Vu la décision par laquelle le président du tribunal a délégué les pouvoirs qui lui sont attribués par l'article L. 512-1 du code de l'entrée et du séjour des étrangers et du droit d'asile, à M. Antolini, vice-président.

Les parties ont été régulièrement averties du jour de l'audience.

Ont été entendus au cours de l'audience publique :

- le rapport de M. Antolini, magistrat désigné,

- et les observations de Me Barakat, pour M. D, assisté de M. M'Halla interprète en langue arabe.

Considérant ce qui suit :

1. Par l'arrêté attaqué du 13 février 2023, la préfète du Gard a pris à l'encontre de M. D une obligation de quitter sans délai le territoire français en direction de son pays d'origine. M. D demande l'annulation de cet arrêté.

2. L'arrêté attaqué a été signé pour la préfète du Gard par Mme B A, attachée d'administration de l'Etat et cheffe du bureau de l'éloignement et de l'asile de la préfecture du Gard.

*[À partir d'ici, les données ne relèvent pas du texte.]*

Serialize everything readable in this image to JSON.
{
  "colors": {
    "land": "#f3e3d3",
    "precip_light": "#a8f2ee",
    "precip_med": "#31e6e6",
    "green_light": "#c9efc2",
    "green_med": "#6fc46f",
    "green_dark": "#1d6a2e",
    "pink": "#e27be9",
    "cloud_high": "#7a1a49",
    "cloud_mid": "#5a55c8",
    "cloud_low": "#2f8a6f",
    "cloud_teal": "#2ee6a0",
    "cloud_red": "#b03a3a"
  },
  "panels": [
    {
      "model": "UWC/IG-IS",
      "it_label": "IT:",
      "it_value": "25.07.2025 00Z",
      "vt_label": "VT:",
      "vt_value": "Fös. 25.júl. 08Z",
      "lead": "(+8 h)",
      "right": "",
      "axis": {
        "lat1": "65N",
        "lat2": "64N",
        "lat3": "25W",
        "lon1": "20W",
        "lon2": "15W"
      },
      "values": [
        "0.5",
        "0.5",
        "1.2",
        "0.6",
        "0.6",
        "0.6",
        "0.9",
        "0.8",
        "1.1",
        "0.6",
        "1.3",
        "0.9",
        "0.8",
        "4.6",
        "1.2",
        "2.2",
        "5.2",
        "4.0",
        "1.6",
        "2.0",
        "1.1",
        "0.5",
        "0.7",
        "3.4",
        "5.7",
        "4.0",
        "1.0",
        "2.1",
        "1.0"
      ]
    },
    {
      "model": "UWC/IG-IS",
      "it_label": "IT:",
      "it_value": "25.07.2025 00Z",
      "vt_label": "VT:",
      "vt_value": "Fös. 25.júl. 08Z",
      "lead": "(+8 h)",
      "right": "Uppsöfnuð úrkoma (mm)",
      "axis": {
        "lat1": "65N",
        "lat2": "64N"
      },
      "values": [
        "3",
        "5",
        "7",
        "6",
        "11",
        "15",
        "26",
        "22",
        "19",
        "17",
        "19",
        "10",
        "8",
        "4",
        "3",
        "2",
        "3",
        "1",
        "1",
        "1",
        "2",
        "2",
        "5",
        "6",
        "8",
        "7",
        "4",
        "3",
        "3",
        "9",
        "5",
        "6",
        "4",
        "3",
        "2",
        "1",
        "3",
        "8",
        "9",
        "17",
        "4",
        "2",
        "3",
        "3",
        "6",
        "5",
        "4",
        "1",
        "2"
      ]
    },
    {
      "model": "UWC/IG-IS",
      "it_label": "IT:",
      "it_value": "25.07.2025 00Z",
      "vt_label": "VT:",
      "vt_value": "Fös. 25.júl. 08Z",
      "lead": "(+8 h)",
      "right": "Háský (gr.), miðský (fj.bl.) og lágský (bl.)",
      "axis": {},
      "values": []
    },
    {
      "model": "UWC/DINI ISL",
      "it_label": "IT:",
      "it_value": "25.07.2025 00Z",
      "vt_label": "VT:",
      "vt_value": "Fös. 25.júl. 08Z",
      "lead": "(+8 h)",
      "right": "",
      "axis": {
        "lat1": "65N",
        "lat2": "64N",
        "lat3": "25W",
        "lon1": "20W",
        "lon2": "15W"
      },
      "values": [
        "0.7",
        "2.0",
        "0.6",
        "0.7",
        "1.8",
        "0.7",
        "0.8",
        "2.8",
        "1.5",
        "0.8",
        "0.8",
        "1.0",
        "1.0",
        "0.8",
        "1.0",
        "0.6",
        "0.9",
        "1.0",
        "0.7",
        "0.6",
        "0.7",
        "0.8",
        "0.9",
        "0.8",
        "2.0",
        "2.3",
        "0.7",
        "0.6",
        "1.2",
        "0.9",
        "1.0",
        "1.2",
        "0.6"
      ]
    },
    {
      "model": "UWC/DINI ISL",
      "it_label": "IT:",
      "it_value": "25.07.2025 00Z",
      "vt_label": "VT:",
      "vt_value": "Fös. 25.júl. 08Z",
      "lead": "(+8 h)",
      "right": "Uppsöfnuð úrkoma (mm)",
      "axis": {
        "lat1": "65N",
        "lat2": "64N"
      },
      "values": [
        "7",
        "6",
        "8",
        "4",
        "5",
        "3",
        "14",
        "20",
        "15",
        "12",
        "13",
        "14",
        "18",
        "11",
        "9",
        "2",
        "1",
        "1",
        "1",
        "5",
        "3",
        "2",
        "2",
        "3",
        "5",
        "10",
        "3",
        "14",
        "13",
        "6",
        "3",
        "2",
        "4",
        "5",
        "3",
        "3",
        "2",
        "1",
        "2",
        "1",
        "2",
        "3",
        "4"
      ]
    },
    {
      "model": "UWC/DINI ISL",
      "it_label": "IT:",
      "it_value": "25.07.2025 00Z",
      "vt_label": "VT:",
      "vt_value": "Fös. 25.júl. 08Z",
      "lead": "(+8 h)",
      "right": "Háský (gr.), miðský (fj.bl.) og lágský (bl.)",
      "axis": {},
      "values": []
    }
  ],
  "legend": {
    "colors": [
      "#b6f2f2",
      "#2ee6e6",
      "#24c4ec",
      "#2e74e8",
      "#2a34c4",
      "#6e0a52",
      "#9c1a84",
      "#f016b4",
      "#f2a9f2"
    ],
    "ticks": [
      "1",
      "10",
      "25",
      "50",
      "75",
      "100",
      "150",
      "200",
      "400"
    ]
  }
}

Par un arrêté du 23 janvier 2023, régulièrement publié au recueil des actes administratifs de la préfecture du Gard, la préfète de ce département a donné délégation à Mme A à l'effet de signer toutes décisions relevant, notamment, de la gestion de tout dossier ayant trait à l'éloignement, au contentieux et aux demande d'asile, en particulier la signature des obligations de quitter le territoire et des décisions d'assignation à résidence. Par suite, le moyen tiré de l'incompétence du signataire de la décision attaquée doit être écarté.

3. Pour contester la mesure d'éloignement prise à son encontre, M. D soutient que l'article L. 615-1 du code de l'entrée et du séjour des étrangers et du droit d'asile ne serait pas conforme à l'article 7 de la directive 2008/115/CE susvisée. Il n'apporte toutefois aucune précision permettant d'apprécier le bien-fondé de son moyen alors qu'il critique exclusivement l'absence de délai de départ volontaire et non les motifs de la mesure d'éloignement.

4. Il résulte de tout ce qui précède que M. D n'est pas fondé à soutenir que l'arrêté qu'il conteste est entaché d'excès de pouvoir et à en demander l'annulation. Il y a lieu en conséquence de rejeter sa requête, en ce comprises les conclusions à fin d'injonction et d'astreinte qu'elle comporte ainsi que celles tendant au paiement des frais liés au litige.

DÉCIDE :

Article 1er : La requête de M. D est rejetée.

Article 2 : Le présent jugement sera notifié à M. C D et à la préfète du Gard.

Fait à Nîmes le 17 février 2023.

Le magistrat désigné,

J. ANTOLINILa greffière,

E. PAQUIER

La république mande et ordonne à la préfète du Gard en ce qui la concerne ou à tous commissaires de justice à ce requis en ce qui concerne les voies de droit commun contre les parties privées, de pourvoir à l'exécution de la présente décision.